If you didn’t catch my “stories” update last week let me inform you that I am feeling SO much better. I started the new meds almost 3 weeks ago and about a week ago I was able to stop taking pain relievers and fever reducers around the clock. My bones are not hurting (with the exception of my hips, but that’s minimal) and my fevers are gone completely. My oncologist didn’t think that I would start to feel relief until cycle 2, but I felt it in cycle 1. HOORAY!

I start my second cycle of Xeloda next week. The side effects have been very minimal so far, but some of them, like hand food syndrome, are cumulative so I still need to be diligent on my preventative care and keep an eye on things.

I was just in Boston this last week for my liver biopsy (results coming next week), blood work, and normal oncology check-ins. The biopsy went well and it was a lot less painful than I thought it might be. Blood work is trending in the right direction with tumor markers stable, red blood and hemoglobin up (no blood transfusion needed this time), and liver enzymes elevated but not terrible.

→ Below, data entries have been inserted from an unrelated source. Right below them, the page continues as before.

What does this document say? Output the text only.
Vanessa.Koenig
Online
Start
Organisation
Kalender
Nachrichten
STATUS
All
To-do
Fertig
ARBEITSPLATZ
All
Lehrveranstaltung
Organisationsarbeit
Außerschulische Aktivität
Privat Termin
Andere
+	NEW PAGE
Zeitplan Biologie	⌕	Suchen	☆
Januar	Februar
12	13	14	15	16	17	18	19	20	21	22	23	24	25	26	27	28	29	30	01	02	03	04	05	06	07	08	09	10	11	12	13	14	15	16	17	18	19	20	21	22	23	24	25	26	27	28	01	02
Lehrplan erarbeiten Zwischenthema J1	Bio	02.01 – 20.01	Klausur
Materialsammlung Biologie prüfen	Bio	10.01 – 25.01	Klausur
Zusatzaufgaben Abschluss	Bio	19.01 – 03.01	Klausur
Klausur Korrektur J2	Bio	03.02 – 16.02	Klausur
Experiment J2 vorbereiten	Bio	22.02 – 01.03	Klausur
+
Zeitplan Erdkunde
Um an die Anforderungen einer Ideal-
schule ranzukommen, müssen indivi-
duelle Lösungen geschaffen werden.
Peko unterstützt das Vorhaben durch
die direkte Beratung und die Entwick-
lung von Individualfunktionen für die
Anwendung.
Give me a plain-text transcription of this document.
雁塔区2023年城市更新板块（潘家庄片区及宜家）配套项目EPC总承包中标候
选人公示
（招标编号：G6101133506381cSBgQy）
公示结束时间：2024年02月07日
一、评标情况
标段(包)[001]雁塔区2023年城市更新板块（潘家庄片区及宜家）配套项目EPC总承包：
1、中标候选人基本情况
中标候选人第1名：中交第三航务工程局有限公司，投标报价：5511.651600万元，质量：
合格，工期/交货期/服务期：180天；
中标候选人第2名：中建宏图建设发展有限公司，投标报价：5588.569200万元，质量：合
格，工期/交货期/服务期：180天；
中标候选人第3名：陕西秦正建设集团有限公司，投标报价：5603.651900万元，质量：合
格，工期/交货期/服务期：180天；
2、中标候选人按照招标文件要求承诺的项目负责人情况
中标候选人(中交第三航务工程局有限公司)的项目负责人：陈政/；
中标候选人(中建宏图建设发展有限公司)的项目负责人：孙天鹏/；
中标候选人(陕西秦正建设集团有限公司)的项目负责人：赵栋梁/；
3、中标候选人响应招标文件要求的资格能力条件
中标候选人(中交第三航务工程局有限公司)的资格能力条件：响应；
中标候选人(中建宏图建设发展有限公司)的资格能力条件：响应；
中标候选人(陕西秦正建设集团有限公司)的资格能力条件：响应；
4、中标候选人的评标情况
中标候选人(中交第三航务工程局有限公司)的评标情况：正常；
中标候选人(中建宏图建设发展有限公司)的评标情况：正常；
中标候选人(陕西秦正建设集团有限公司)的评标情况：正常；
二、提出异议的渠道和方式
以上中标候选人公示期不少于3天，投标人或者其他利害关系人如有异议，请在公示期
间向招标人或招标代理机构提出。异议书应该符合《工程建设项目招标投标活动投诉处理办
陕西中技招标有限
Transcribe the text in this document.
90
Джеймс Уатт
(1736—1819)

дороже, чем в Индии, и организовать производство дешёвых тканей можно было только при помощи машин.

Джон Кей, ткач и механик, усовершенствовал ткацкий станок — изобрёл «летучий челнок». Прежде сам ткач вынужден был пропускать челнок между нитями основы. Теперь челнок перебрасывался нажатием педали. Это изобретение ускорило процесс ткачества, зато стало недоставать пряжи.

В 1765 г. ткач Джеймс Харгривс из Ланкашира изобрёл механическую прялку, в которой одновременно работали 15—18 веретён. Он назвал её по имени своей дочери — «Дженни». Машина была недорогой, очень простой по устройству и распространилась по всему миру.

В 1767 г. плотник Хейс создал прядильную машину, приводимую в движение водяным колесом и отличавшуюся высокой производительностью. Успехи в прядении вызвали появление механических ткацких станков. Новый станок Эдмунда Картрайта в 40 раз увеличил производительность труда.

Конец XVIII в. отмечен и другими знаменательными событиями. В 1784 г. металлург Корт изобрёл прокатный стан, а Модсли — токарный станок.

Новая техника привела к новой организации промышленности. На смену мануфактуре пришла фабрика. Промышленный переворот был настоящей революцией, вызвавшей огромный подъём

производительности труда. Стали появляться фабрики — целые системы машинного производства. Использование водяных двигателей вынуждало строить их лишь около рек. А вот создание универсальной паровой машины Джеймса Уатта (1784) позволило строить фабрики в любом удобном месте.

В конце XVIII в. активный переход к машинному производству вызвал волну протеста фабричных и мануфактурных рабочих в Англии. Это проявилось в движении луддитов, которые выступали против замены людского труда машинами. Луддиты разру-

In two weeks I will be back in Boston for a VERY quick trip to check-in with blood work and oncology, plus I will be walking again in the Runway 4 Recovery show. I am very excited. This morning I picked out my runway outfit and I cannot wait to reveal it while dancing down the runway.

If you remember last year I fundraised for them and walked in my first runway show. I had a blast. In the past Runway only funded families that had lost a mother/caregiver to MBC, a much needed and wonderful mission. This year Runway added to that and started granting funds for women (with families) thriving and living with MBC. I am one of those women that has been honored with a grant and I am in AWE of how generous and amazing Runway has been not only with the financial part in the form of this grant, but with their time, energy, support, and love.

Cancer is really freaking expensive, even if you plan well. We planned ahead for what we thought would be three trips back to Boston for my treatments, and now I am facing probably six trips minimum. Two of those trips have been last minute and plane tickets/hotels are really expensive. Runway’s grant has taken this extra financial hurdle off my plate.

Women with MBC shouldn’t have to compromise their hopes and dreams because cancer steps in and messes life up. Andrew and I have dreamed about living abroad our whole lives together and cancer came in and attempted to blow the whole thing up. My oncologist actually asked me to come home. I told her I wouldn’t and I’d figure out how to make it work for me to come back as often as she needed me to. Thanks to Runway’s grant I can focus on my treatment, my children, making our experience abroad exactly what we dreamed (sort of). The stress around the financial burden cancer throws at our family is draining emotionally. Now I breathe a little easier.

Grants can look like different things for different families, and for my family it looks like this. I will forever be grateful to Olivia and the board at Runway for seeing our lofty vision of living abroad, knowing we are trying really hard to do everything right, and understanding that cancer can mess all of that up in a second.